The mitochondrial electron transport chain (ETC) is the main energy generation system in the eukaryotic cells. However, mitochondria also produce cytotoxic reactive oxygen species (ROS) due to the large electron flow during oxidative phosphorylation. While Complex I is one of the primary sources of superoxide radicals, ROS production by Complex II is uncommon and may only be observed in cancer cells with mutated complexes.

ROS generation is regulated and maintained at moderate levels necessary for normal cellular signaling processes in a healthy cell.
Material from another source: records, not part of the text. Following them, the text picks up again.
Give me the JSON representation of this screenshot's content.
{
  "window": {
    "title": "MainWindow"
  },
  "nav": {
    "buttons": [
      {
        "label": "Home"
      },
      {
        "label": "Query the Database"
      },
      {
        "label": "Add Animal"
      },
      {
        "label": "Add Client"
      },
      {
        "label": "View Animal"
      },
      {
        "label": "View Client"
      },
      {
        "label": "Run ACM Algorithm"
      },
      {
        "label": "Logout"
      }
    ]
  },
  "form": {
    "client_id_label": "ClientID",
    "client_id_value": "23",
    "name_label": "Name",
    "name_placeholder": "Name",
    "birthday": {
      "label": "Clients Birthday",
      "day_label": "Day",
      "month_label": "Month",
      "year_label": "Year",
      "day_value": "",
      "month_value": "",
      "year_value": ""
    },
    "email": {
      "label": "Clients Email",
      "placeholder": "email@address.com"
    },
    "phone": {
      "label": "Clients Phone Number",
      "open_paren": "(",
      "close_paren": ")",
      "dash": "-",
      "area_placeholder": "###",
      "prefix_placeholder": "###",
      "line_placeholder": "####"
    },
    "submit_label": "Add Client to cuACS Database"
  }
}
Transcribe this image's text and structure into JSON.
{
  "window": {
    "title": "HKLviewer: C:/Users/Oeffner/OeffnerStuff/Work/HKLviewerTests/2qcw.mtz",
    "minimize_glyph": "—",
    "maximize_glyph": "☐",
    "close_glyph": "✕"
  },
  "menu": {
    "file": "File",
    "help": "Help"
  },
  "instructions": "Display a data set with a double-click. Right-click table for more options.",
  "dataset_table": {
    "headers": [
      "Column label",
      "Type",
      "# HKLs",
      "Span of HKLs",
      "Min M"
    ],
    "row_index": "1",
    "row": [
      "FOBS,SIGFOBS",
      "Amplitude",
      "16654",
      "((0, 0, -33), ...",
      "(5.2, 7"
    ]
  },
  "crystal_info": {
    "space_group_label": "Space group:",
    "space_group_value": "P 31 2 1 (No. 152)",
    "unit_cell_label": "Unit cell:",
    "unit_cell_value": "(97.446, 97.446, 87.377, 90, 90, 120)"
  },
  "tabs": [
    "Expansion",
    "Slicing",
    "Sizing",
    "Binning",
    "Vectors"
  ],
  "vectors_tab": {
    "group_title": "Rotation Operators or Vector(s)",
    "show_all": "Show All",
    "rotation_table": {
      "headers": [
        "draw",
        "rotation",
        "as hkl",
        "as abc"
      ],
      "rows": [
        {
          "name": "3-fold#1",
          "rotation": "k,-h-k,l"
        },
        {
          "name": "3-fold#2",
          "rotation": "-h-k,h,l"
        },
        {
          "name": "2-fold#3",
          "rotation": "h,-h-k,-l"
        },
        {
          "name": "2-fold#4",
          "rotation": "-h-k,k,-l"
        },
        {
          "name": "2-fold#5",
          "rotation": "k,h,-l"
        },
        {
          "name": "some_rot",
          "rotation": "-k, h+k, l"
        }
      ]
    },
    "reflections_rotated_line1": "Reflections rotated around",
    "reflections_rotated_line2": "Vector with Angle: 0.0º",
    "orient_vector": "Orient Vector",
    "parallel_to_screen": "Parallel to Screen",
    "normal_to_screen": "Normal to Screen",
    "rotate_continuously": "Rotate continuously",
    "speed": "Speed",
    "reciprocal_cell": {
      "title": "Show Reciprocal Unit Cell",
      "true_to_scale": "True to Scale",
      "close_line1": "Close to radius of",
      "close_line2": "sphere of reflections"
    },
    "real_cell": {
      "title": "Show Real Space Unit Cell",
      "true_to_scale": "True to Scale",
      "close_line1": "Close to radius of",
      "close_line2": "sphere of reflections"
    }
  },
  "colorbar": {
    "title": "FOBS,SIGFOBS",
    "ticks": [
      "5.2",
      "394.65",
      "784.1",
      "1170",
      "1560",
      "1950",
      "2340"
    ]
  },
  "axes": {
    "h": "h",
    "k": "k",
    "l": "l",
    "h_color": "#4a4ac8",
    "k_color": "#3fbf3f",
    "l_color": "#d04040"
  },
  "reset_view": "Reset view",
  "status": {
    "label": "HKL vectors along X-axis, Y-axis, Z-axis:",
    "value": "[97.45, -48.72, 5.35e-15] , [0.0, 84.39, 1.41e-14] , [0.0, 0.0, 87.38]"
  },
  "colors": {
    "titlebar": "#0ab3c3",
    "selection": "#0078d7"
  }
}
However, cancer cells possess a higher antioxidant capacity, enabling ROS maintenance at a level that triggers pro-tumorigenic pathways without causing cancer cell death. Thus, cancer cells have an altered redox environment, with a high ROS production rate counterbalancing a high ROS scavenging rate. This unique feature of cancer cells makes them more sensitive to alteration in ROS levels than normal cells. The inhibitory compounds that hamper regular electron flow in the ETC can also trigger the mitochondrial cell death pathway. For instance, ETC inhibitors, such as metformin, resveratrol, and fenretinide, disrupt the normal functioning of the respiratory complexes. This induces elevated ROS production to a level that exceeds the antioxidant capacity of the cancer cells, resulting in their death.

Complex I is inhibited by metformin, an AMP-activated protein kinase that blocks mitochondrial respiratory functions and induces programmed cell death in several types of cancer cells, including pancreatic and breast cancer cells. Mutations in complex II, although rare, can lead to tumors of the carotid body-sensory organ of the peripheral nervous system.

Besides cancer, abnormal activity or deficiency in electron transport chain complexes has been linked to human neurodegenerative diseases. For example, in Parkinson's disease, there is a lack of function of complex I. Similarly, defects in complex II have been linked to Huntington's disease.